Si le paiement des résidants endettés était le seul paiement exigé pour le service de la dette extérieure, le pays A agirait comme un simple intermédiaire. Il recevrait le revenu intérieur payé par ses résidants et transférerait un revenu étranger équivalent aux créanciers étrangers. La conversion de la monnaie nationale en devises serait sans aucun frais, et le sacrifice nécessaire pour le paiement des intérêts serait le montant des exportations commerciales nécessaires pour payer les créanciers du pays R. Le paiement des intérêts impliquerait une seule charge pour A que si un système de compensation internationale permettait aux pays de faire la conversion libre de leurs monnaies nationales. En d’autres termes, le paiement des intérêts serait normal s’il était inséré dans un système de règlements entre les pays. Comme cela était déjà suggéré par Keynes dans les années 1940, un tel système ne vise pas à limiter les transactions économiques. Au contraire, il vise à fournir une structure monétaire qui permette aux paiements internationaux d’être conduits sans causer de désordre monétaire, c’est à dire sans provoquer des fluctuation des taux de change et sans forcer les pays endettés à payer deux fois l’intérêt encouru sur leur dette extérieure. La théorie quantique de la monnaie brièvement présenté ici fournit une analyse détaillée de la façon dont le système des paiements internationaux devrait être restructuré afin de parvenir à ce résultat.
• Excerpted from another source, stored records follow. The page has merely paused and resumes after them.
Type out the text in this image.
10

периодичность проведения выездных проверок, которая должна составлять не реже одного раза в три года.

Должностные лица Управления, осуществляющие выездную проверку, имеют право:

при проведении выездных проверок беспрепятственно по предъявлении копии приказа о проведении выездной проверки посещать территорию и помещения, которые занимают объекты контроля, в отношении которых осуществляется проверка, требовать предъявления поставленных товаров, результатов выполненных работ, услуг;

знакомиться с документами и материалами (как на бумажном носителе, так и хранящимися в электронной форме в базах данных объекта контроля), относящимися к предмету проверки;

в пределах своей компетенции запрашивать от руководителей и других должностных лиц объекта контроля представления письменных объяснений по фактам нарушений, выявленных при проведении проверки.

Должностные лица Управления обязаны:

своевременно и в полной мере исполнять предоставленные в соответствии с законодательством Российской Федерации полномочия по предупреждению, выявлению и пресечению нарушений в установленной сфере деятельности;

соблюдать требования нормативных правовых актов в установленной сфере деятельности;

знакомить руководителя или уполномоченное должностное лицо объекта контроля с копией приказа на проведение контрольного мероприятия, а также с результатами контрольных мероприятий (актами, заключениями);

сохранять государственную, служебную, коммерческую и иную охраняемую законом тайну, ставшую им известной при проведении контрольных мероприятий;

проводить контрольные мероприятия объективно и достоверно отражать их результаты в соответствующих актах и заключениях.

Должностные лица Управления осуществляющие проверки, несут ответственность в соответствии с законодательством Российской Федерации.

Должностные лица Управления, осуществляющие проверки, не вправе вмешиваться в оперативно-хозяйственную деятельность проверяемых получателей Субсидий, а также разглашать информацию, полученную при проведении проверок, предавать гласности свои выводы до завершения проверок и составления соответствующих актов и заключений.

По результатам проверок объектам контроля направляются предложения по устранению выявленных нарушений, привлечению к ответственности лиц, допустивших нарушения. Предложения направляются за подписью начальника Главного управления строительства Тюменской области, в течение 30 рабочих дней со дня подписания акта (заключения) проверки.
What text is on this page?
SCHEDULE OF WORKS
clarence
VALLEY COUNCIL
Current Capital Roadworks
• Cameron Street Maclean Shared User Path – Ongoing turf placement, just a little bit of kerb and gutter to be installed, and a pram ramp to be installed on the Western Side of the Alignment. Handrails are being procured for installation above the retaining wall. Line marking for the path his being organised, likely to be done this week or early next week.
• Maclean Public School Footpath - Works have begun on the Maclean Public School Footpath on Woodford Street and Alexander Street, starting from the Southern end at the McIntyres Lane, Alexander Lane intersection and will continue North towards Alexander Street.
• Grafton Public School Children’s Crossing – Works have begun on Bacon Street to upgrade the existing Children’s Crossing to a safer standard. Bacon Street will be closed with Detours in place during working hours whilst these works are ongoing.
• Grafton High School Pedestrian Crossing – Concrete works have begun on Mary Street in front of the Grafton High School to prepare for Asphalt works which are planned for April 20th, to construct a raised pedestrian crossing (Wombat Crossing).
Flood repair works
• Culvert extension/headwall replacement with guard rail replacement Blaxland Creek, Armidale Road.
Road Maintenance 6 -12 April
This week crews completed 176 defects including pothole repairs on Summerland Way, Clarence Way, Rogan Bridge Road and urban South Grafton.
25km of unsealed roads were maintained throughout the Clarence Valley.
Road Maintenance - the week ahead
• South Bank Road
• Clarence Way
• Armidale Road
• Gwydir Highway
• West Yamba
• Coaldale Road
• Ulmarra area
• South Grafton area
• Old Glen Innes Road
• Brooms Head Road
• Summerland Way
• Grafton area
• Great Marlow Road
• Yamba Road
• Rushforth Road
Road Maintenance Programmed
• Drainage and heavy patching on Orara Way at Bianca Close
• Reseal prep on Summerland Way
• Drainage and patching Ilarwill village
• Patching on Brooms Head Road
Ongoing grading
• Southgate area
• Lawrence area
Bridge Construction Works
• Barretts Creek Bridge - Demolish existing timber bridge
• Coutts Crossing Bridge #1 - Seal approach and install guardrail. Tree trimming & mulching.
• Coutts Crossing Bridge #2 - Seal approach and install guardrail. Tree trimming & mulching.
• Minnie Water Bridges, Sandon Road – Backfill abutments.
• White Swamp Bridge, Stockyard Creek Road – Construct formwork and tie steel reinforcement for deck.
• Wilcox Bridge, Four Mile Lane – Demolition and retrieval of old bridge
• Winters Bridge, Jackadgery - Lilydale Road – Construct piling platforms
Plus important encore, la reforme offre une solution pratique permettant à chaque pays de se protéger contre la deuxième charge du service de la dette extérieure. Si elle est adoptée, cette solution permettrait de réduire le service de la dette extérieure à un paiement unique, ce qui apporterait aux pays endettés un gain équivalent à l’intérêt payé à leurs créanciers. Par exemple, en 1998, le Mexique aurait sauvé 12,589 millions de dollars, l’Argentine 8,976 et le Brésil 12,465. Chacun de ces pays auraient donc gardé cette somme qui a été effectivement perdue dans le «trou noir» du service de la dette extérieure. La baisse injustifiée des réserves officielles subies par les pays endettés dans le cadre du présent «non-système» des paiements internationaux est équivalente à leurs paiements d’intérêts, et mesure la perte subie par leurs budget. La réforme proposée par Bernard Schmitt et son école permettrait d’éviter que cela ne continue à se produire.